Discovery Science: Earth – Plate tectonics – Plate Boundaries

Earth Science: Plate Boundaries

For new ocean crust to continue to form, older parts of the crust must first be destroyed. This happens when tectonic plates collide with each other.

When lithospheric plates meet each other, one plate can slide below the other in a process called subduction. This process, and the changes in the suface associated with it, happens at different rates. The East Pacific Ridge, for example, grows five inches (12 cm) each year, but the Mid-Atlantic Ridge grows only two inches (five cm). Areas where the plates drift away from each other are called divergent plate boundaries, and areas where they collide are called convergent plate boundaries.

The slower the drift of an oceanic plate, the cooler and heavier it becomes. When plates collide, the heavier plate is subducted. The rocks and sediments deposited on the plate melt in the upper mantle, forming magma that rises to the surface and flows from volcanoes as lava. Volcanoes that lie above sea level are visible as chains of islands bending in the direction of the descending plate.

An oceanic trench, the point of contact of the plates, is a part of every island arc. The less extreme the angle of descent of the subducting plate, the farther away the melting zone is, forming oceanic trenches and island arcs long distances from each other, and flattening the channel between them. The greater the angle of descent, the faster subduction takes place, creating an oceanic trench close to the island arc.

On a collision course

Ocean crusts are composed chiefly of rocks, such as basalt and gabbro, making them heavier than continental crusts, which are primarily composed of granite and gneiss. Because of this, when plate tectonic movements cause an oceanic plate to collide with a continental plate, the oceanic plate is usually subducted, causing earthquakes and volcanic eruptions in the subduction zone.

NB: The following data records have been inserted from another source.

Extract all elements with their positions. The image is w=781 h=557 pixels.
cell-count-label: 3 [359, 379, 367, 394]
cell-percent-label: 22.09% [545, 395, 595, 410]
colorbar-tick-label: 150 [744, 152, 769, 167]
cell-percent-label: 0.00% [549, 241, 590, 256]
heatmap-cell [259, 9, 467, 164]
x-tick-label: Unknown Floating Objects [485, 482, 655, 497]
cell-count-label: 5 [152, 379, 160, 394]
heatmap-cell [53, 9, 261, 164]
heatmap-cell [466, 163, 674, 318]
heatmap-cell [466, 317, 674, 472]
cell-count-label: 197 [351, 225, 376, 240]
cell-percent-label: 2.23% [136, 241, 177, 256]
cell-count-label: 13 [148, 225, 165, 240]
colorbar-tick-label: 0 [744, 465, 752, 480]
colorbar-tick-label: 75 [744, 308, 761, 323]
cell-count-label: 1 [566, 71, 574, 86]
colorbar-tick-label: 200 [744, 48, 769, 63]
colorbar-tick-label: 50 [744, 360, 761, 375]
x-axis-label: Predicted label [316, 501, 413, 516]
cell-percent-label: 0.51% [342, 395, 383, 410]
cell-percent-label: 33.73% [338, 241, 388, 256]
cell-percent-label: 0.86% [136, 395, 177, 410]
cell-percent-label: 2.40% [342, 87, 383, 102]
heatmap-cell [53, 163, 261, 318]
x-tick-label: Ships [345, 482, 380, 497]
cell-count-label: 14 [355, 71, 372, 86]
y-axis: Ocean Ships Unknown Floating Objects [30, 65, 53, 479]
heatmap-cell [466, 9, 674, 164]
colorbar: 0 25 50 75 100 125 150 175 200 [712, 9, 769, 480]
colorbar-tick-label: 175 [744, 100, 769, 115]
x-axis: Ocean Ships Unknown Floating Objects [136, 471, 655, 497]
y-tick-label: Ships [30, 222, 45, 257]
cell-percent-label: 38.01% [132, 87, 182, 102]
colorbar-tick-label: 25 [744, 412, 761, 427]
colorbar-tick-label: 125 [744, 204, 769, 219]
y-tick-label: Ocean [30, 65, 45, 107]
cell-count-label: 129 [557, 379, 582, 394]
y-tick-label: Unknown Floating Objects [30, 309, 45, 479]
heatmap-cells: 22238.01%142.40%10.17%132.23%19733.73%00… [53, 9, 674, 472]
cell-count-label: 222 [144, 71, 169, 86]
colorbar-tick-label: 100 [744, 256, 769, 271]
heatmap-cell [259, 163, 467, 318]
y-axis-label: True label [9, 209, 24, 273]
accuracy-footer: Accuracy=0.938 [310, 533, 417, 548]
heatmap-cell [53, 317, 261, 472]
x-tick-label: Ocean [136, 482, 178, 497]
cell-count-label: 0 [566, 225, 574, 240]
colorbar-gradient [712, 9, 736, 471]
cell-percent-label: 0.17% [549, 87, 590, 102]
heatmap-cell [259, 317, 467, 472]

When two continental plates collide, however, subduction does not take place. Instead the plates push against each other and buckle upward, forming mountains at the point where they meet.

Shifting with consequences

Sometimes neither subduction nor collision takes place. Instead plates slide against each other in a motion called shearing. In shearing zones, the plates can interlock, causing earthquakes as they tear free from each other.

The most well-known shear zone is the San Andreas Fault, but the lines of fracture in the mid-ocean ridges are also sites of frequent earthquake activity.


HOT SPOTS are points of volcanic activity located in the center of the Pacific Ocean. They are not situated on a tectonic boundary; rather, the Pacific plate skims over the top of the hot spots.

Nonetheless, magma flows constantly rise from a depth of around 10,000 feet (3.000 m) as a result of a mantle plume—an area of unusually hot rock in the mantle. The regular lava flows continue to form islands, including the Hawaiian and Galapagos Islands.